Cependant, la découverte du celacanto a eu une grande importance scientifique. Fricke a pu voir le Latimeria sur le fond de la mer pendant une longue période, parfois plus de deux minutes. Il semble que Latimeria détecte les zones électriques de petits animaux qui sont cachés verbalement sous le fond marin. Pour maintenir cet équilibre, vous avez besoin d'une coordination complexe des nageoires, qui est ce que nous devrions demander à un précurseur des quatre pattes. C'est pourquoi, lorsque nous étudions sérieusement la coordination nerveuse de ces animaux, nous entrerons dans une zone fascinante.

Mais il y a maintenant un autre grand risque pour ce témoin de l'évolution.
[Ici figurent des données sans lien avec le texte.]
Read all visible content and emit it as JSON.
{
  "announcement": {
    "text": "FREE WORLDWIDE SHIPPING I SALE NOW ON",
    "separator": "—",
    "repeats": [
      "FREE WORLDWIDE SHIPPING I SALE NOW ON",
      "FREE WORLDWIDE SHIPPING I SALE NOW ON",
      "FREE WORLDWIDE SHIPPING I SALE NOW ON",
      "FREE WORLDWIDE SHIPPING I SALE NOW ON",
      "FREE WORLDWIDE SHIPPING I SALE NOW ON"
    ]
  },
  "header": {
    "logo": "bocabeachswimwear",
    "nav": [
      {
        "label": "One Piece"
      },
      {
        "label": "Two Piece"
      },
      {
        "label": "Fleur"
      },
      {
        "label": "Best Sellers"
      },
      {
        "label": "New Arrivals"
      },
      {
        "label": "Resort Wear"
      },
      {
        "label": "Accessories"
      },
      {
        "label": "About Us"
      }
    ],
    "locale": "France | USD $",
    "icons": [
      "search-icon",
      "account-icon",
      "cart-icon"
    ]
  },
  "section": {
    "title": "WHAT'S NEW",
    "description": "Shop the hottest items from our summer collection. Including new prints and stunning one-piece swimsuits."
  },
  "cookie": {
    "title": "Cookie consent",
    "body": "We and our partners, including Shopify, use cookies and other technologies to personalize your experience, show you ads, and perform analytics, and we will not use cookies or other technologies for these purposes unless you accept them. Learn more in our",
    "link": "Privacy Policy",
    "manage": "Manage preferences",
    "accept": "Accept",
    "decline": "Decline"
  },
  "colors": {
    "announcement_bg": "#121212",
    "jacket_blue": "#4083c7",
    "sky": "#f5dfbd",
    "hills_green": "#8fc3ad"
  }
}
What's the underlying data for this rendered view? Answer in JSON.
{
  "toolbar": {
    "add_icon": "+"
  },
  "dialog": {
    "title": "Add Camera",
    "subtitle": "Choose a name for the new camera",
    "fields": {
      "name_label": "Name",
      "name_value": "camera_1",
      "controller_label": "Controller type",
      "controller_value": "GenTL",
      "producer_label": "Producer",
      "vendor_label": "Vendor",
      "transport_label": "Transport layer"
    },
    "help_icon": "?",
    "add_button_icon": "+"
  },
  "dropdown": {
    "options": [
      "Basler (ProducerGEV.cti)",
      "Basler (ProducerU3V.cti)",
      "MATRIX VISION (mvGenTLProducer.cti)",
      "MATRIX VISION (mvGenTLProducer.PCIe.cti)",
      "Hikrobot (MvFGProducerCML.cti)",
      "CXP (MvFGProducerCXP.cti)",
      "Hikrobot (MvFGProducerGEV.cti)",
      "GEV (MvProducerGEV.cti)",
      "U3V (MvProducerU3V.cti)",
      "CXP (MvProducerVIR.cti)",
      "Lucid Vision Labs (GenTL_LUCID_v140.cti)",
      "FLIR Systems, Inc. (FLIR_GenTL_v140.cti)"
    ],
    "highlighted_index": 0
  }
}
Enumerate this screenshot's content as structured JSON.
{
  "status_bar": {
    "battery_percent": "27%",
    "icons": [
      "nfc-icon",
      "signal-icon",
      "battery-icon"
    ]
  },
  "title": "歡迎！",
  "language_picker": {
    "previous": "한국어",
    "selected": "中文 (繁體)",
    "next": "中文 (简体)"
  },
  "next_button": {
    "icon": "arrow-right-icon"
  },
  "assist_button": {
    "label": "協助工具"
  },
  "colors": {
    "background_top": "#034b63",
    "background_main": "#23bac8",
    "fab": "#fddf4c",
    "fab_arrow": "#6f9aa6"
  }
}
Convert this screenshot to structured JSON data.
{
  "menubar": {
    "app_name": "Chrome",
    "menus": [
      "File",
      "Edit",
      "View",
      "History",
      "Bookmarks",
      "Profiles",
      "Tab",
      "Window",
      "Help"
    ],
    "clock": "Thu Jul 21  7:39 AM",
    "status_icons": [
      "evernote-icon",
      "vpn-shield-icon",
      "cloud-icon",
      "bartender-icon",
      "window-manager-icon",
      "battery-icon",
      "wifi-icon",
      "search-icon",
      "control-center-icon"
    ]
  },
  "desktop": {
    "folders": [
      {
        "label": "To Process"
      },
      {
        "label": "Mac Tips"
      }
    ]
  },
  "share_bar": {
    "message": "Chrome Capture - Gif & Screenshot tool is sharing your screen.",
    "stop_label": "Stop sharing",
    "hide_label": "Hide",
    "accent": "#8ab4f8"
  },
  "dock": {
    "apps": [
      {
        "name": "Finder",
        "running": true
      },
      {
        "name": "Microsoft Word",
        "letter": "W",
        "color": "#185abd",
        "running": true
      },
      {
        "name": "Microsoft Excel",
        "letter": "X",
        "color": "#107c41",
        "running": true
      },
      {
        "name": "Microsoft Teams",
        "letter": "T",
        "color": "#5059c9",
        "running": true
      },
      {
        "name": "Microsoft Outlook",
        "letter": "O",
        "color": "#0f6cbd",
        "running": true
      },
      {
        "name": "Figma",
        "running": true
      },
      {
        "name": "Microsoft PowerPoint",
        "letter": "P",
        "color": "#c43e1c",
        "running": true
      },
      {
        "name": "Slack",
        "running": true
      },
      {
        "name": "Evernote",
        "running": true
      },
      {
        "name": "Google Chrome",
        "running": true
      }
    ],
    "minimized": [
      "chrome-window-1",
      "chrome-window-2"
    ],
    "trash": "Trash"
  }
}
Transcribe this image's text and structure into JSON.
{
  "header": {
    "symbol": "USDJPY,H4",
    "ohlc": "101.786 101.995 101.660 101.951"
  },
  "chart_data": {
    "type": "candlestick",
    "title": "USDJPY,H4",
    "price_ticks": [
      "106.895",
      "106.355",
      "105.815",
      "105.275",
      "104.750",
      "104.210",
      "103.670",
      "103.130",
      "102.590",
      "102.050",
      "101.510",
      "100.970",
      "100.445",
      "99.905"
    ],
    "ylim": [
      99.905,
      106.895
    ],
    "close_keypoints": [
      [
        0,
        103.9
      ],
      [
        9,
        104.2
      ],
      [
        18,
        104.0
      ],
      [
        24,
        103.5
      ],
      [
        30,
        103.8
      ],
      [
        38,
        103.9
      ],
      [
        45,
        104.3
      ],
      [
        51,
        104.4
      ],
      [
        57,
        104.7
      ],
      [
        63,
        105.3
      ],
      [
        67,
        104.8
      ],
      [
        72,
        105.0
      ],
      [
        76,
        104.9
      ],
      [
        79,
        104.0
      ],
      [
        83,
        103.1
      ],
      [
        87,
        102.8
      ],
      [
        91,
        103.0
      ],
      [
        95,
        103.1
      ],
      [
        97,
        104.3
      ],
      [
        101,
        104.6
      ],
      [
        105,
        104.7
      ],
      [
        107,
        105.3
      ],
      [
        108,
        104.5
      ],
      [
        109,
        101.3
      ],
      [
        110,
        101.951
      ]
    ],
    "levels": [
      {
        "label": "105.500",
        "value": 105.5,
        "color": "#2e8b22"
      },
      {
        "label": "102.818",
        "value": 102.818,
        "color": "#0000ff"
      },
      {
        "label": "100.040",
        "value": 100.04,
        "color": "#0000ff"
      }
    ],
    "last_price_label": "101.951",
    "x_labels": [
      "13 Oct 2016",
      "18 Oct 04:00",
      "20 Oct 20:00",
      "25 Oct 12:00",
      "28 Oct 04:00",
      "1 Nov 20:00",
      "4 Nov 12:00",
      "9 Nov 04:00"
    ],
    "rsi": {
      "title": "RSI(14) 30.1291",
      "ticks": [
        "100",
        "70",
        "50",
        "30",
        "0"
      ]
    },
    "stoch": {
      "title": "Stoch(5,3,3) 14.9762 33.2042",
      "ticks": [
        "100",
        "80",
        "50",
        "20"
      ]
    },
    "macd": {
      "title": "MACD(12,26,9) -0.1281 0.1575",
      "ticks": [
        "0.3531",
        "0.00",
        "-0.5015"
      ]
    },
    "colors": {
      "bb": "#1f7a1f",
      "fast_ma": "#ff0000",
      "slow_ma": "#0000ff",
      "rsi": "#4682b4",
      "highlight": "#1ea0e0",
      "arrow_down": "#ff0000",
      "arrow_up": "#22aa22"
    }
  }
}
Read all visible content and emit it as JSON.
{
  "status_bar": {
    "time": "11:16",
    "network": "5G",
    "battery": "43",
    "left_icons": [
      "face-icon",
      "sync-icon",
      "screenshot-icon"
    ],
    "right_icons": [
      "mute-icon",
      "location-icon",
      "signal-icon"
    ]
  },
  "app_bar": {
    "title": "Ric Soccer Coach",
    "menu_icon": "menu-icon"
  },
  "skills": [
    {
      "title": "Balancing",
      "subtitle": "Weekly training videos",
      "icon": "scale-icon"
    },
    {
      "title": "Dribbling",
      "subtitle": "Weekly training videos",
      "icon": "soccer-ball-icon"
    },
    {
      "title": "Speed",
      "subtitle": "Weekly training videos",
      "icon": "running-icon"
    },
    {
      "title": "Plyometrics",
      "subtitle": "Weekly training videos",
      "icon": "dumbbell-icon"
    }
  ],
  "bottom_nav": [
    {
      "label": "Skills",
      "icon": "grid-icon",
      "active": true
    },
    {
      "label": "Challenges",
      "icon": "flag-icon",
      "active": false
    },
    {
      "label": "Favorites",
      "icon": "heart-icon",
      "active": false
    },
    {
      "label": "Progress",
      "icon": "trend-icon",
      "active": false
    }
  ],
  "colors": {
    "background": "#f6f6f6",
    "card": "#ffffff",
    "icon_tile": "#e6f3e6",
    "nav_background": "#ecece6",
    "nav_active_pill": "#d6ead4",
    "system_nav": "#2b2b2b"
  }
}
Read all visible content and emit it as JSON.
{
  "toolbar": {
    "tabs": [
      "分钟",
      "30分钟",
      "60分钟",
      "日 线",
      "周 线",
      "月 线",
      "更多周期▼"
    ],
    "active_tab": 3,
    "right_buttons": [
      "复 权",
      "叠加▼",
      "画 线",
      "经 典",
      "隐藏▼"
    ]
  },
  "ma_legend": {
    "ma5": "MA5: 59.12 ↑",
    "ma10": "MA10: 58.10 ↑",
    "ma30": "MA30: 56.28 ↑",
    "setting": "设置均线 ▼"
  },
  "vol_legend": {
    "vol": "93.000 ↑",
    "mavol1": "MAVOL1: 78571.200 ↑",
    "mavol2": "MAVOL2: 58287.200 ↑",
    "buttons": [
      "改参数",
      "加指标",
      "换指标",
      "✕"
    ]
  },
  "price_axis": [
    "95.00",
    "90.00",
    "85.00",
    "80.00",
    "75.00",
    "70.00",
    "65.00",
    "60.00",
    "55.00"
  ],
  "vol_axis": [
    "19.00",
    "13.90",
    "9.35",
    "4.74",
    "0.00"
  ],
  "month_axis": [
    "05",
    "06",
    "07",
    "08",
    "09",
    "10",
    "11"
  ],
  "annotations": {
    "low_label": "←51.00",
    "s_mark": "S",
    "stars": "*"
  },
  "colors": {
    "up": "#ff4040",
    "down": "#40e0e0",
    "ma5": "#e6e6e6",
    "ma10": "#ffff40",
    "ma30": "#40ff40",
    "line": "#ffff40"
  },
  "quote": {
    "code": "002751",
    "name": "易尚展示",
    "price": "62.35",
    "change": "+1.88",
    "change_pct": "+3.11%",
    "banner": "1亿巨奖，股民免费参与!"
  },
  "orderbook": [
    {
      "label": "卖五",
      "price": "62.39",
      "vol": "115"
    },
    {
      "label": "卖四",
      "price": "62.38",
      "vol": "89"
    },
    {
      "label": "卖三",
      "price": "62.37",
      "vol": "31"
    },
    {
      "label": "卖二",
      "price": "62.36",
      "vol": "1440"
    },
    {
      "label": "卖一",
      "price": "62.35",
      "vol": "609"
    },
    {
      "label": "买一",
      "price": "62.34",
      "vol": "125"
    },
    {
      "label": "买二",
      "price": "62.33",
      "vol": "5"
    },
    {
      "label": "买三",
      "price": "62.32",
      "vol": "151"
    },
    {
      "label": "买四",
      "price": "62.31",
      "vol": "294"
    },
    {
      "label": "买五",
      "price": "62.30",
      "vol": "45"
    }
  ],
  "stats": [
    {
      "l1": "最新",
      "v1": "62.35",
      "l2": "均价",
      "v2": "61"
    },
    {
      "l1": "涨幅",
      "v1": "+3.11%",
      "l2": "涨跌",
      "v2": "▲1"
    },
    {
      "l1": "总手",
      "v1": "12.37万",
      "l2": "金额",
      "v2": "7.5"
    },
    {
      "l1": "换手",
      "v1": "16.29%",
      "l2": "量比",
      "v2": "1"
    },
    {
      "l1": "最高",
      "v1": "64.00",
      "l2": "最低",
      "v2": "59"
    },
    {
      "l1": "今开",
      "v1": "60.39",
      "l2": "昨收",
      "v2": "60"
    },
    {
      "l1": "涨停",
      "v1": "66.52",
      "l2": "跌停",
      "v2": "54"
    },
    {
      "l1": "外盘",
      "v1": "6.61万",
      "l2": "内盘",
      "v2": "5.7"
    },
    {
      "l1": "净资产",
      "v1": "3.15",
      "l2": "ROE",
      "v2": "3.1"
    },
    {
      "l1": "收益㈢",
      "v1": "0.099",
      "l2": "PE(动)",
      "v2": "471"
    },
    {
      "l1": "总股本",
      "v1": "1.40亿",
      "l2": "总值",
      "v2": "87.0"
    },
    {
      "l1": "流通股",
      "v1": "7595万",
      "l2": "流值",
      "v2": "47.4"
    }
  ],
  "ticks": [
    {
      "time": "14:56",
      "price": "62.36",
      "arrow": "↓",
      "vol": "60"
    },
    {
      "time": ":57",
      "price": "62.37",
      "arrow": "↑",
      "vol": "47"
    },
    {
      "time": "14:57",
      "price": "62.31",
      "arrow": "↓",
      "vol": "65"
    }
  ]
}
La latinerie est à la mode et les musées de tous les peuples en veulent un pour leur aquarium. De cette façon, le marché noir des petits coquilles a été créé, et bien que les dures lois interdisent la pêche, les captures non autorisées sont de plus en plus nombreuses. En outre, dans les pays orientaux, on considère que la moelle osseuse de cet animal boit et donne la vie à celui qui en boit, et dans ce liquide serait la formule de perdurer. C'est pourquoi cette espèce singulière resterait vivante pendant 300 millions d'années. Bien sûr, tout cela est un mensonge, mais le marché noir a trouvé une bonne affaire, malgré la violation de toute la législation en vigueur.

Mme Latimer, avec un celacanto naturalisé.

Il y a 50 ans, nous croyions que tous les celacantos avaient disparu avec les dinosaures. En 1938, il a découvert le peu que nous savons sur la zoologie et la paléontologie, piégeant pour la première fois les soins de santé. Aujourd'hui, nous avons une excellente occasion d'analyser l'évolution et l'éthologie de cet ancien animal dans son environnement naturel. Pensons que cette découverte a été comme si nous nous trouvions avec le plésiosaure du Loch Ness. Serons-nous si courts pour mettre fin à cette merveilleuse occasion que nous avons maintenant? Si Latimeria disparaissait prise au piège des êtres humains, cela ne mériterait pas une autre occasion. Prendre soin ou tuer ce curieux animal nous indiquera le degré d'intelligence que l'homme a acquis en tant qu'espèce. Nous verrons ce que le futur nous répond.